Outer space isn’t what most people would think of as an ecosystem. Its barren and frigid void isn’t exactly akin to the verdant canopies of a rainforest or to the iridescent shoals that swim among coral cities. But if we are to become better stewards of the increasingly frenzied band of orbital space above our atmosphere, a shift to thinking of it as an ecosystem — as part of an interconnected system of living things interacting with their physical environment — may be just what we need.
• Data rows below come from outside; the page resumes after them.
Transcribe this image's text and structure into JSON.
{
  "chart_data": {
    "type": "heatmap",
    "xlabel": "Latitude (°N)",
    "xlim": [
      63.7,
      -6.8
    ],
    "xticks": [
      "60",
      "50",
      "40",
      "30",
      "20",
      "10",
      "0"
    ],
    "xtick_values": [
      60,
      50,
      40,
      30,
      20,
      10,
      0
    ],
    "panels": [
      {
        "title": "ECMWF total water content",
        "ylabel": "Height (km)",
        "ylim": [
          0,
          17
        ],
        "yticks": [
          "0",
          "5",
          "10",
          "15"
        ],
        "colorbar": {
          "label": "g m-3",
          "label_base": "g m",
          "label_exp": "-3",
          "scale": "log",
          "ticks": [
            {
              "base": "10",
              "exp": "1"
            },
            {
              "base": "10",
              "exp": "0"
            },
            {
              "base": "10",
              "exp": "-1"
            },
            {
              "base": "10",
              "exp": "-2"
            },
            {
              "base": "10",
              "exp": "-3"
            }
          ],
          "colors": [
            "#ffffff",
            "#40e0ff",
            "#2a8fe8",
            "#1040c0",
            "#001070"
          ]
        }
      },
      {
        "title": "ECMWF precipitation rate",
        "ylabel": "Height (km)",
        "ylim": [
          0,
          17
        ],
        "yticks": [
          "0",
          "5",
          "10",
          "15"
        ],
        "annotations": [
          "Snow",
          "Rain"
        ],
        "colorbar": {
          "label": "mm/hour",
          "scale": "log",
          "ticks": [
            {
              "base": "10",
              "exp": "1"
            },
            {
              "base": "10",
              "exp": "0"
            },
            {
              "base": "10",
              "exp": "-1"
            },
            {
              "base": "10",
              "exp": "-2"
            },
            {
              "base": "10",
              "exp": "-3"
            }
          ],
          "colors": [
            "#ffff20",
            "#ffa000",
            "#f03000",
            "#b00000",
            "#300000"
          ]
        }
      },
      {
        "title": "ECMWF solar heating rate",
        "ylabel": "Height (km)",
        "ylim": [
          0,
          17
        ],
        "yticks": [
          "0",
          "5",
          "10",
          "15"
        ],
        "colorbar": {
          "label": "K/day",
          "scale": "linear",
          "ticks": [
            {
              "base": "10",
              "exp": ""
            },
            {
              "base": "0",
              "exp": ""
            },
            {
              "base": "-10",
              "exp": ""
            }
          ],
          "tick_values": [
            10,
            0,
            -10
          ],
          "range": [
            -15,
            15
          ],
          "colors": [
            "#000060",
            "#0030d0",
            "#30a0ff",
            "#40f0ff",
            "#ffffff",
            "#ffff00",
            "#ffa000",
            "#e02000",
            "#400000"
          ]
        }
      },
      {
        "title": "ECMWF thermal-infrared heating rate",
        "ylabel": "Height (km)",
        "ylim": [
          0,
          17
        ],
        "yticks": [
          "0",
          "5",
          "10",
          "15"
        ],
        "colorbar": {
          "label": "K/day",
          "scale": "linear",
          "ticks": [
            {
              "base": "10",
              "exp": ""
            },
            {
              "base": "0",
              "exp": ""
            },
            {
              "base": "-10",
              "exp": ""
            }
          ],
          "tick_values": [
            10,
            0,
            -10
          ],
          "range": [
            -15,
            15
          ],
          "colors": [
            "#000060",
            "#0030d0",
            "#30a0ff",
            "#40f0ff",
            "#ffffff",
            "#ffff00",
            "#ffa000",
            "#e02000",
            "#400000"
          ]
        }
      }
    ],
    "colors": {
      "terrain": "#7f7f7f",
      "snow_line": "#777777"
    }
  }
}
Last month, in the journal Nature Astronomy, a collective of 11 astrophysicists and space scientists proposed we do just that, citing the proliferation of anthropogenic space objects. Thousands of satellites currently orbit the Earth, with commercial internet providers such as SpaceX’s Starlink launching new ones at a dizzying pace. Based on proposals for projects in the future, the authors note, the number could reach more than a hundred thousand within the decade. Artificial satellites, long a vital part of the space ecosystem, have arguably become an invasive species.